If you love buffalo sauce and all things spicy, you’re going to love this buffalo chicken soup. It’s the perfect spicy soup for a chilly fall or winter day and is fairly customizable!
Author:Kayla
Prep Time:10 Minutes
Cook Time:4 Hours
Total Time:4 Hours and 10 Minutes
Yield:8 Servings 1x
Ingredients
Scale
2 large chicken breasts
4 cups chicken broth
1 cup buffalo sauce
1 cup celery, thinly sliced
1 can chili beans
1/2 cup heavy cream
1 shallot, diced
4 cloves garlic, minced
4 oz cream cheese
1 TBSP olive oil
Optional – Cilantro & green onion for garnish
Instructions
First, heat the olive oil in a saucepan over medium heat. Add the shallot and celery, sauté until both are translucent. Then, add in the minced garlic and sauté until fragrant.
While the veggies are sautéing, place the chicken, buffalo sauce, and chicken broth into the slow cooker. Add the veggies to the slow cooker, stir well, and cook for 4 hours on high.

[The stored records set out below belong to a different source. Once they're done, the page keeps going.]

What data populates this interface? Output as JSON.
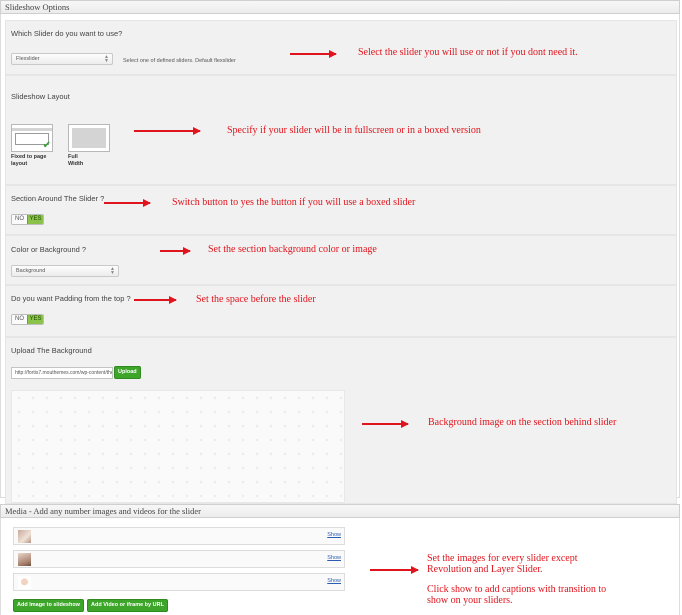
{
  "slideshow_panel": {
    "title": "Slideshow Options"
  },
  "which_slider": {
    "label": "Which Slider do you want to use?",
    "selected": "Flexslider",
    "hint": "Select one of defined sliders. Default flexslider",
    "annotation": "Select the slider you will use or  not if you dont need it."
  },
  "layout": {
    "label": "Slideshow Layout",
    "options": [
      {
        "label": "Fixed to page layout",
        "selected": true
      },
      {
        "label": "Full Width",
        "selected": false
      }
    ],
    "annotation": "Specify if your slider will be in fullscreen or in a boxed version"
  },
  "section_around": {
    "label": "Section Around The Slider ?",
    "toggle": {
      "no": "NO",
      "yes": "YES",
      "value": "yes"
    },
    "annotation": "Switch button to yes the button if you will use a boxed slider"
  },
  "color_bg": {
    "label": "Color or Background ?",
    "selected": "Background",
    "annotation": "Set the section background color or image"
  },
  "padding_top": {
    "label": "Do you want Padding from the top ?",
    "toggle": {
      "no": "NO",
      "yes": "YES",
      "value": "yes"
    },
    "annotation": "Set the space before the slider"
  },
  "upload_bg": {
    "label": "Upload The Background",
    "url_value": "http://fortis7.mouthemes.com/wp-content/the",
    "upload_button": "Upload",
    "annotation": "Background image on the section behind slider"
  },
  "media_panel": {
    "title": "Media - Add any number images and videos for the slider",
    "items": [
      {
        "show": "Show"
      },
      {
        "show": "Show"
      },
      {
        "show": "Show"
      }
    ],
    "add_image_button": "Add Image to slideshow",
    "add_video_button": "Add Video or iframe by URL",
    "annotation_line1": "Set the images for every slider except",
    "annotation_line2": "Revolution and Layer Slider.",
    "annotation_line3": "Click show to add captions with transition to",
    "annotation_line4": " show on your sliders."
  },
  "colors": {
    "annotation_red": "#e0141c",
    "button_green": "#3ea52b",
    "toggle_yes": "#8ac24a"
  }
}
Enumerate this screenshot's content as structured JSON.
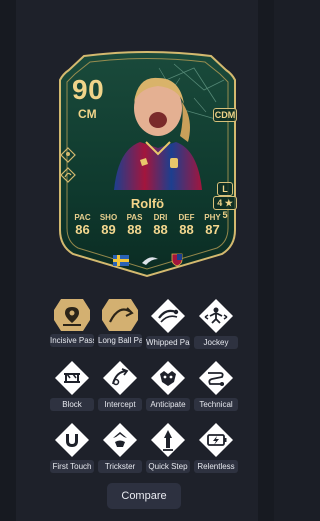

After the 4 hour mark, put your slow cooker in the “keep warm” mode. Remove the chicken breasts and shred. Then, add the shredded chicken back into the slow cooker and add in the cream cheese.
When the cream cheese has melted into the buffalo chicken soup, add in the heavy cream and stir until smooth. Top with cilantro and green onion and enjoy!